Presidente Guffanti che cosa ne pensa dei dati pubblicati dal Mef?

“Il numero delle partite Iva costituitesi nell’ultimo periodo pare aver subito una battuta d’arresto tanto per effetto del “Jobs Act”, introdotto di recente dal Governo Renzi, quanto per le agevolazioni fiscali alle assunzioni a tempo indeterminato. In parte questo arretramento potrebbe essere dovuto al nuovo regime fiscale “forfetario”, che, come indicato dall’ultima Nota del MEF, è scelto solo da 1.249 soggetti contro i 4.016 che hanno optato per il vecchio regime “di vantaggio”. Il tutto intendendo come riferito al mese di agosto il dato sui regimi agevolati, e non al mese di luglio, riportato nel testo. Va detto, comunque, che un calo di apertura delle partite Iva, se davvero legato a una riduzione di contratti di lavoro autonomo che mascherano mansioni riconducibili al lavoro dipendente, di sicuro offre una migliore legittimazione e regolarizzazione dei rapporti di lavoro.

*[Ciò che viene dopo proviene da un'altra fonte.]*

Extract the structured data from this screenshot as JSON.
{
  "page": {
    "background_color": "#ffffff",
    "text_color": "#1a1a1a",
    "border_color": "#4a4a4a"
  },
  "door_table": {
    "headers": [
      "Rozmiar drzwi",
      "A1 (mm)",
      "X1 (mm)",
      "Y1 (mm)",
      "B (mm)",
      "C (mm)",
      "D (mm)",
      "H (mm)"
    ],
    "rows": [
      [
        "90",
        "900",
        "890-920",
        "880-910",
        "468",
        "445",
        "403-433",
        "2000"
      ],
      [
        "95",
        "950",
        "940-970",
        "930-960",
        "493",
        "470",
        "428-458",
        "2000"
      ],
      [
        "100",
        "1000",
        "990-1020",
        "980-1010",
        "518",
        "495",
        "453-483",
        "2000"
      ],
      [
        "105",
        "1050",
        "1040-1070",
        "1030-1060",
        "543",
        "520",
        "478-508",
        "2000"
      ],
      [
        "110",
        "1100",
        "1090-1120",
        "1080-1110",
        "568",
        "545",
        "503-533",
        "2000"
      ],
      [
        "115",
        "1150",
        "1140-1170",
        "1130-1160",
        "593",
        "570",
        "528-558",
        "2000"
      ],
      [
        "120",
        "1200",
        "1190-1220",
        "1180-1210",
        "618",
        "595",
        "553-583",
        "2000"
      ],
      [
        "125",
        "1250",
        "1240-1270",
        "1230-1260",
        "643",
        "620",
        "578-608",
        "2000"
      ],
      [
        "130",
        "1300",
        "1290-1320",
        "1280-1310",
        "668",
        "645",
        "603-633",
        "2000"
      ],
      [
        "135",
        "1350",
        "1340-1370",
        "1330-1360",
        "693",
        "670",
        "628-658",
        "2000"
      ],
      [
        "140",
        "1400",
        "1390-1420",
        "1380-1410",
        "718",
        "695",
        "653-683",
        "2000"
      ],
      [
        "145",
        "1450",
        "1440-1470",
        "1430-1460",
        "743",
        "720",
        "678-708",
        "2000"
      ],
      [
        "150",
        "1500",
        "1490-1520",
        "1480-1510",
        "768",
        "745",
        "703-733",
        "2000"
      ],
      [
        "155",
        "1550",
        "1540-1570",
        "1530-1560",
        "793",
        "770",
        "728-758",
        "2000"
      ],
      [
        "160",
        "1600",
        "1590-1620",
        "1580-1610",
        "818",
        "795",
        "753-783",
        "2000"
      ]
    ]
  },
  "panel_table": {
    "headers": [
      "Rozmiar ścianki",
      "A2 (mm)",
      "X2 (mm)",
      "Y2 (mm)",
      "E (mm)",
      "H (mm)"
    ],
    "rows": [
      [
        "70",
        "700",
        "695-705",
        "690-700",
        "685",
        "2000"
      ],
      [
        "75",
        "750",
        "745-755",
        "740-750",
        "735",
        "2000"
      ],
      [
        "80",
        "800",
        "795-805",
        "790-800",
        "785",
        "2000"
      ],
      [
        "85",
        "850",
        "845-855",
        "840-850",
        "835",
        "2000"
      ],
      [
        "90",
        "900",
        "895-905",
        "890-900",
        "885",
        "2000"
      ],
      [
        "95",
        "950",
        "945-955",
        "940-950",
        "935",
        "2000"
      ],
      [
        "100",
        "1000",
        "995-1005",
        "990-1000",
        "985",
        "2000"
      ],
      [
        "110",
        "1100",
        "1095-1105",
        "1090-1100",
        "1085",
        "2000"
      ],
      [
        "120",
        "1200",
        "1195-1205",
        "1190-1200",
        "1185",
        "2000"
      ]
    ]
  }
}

Inoltre, come si vede dai numeri del MEF, i servizi professionali rappresentano dopo il commercio, il secondo settore produttivo per numero di aperture (11,4%), una percentuale che, rapportata alla capacità dei professionisti di generare all’incirca il 15%-16% del Pil nazionale, è indicativa di un contributo medio per le partite Iva professionali anche del 40% superiore in termini di maggiore efficienza, rispetto ad altri settori”.

Tra quelle aperte ben il 47,6% è attribuibile ai giovani

“Dal nostro punto di osservazione notiamo anche che il consistente numero di partite Iva riconducibili ai più giovani (47,6% fino a 35 anni) è in linea con gli andamenti dei neo-abilitati alla professione di Dottore Commercialista. Tutto ciò è un chiaro segnale del fatto che le professioni intellettuali sono vive, e che i più giovani hanno ancora voglia di affermare e vedersi riconosciute le proprie capacità di avviare un percorso lavorativo autonomo. Riconoscimenti, anche dal punto di vista previdenziale, andrebbero cristallizzati con interventi fiscali più strutturali – magra consolazione l’apertura sul credito d’imposta per le Casse – che, per garantire pensioni più adeguate ai giovani professionisti, smettano di bruciare parte dei montanti contributivi nella fase di gestione e accumulo, dopo aver già programmato di gravare sulla prestazione. La legge di stabilità, così come appare oggi, sembra purtroppo ancora una volta trascurare le istanze previdenziali dei giovani professionisti”.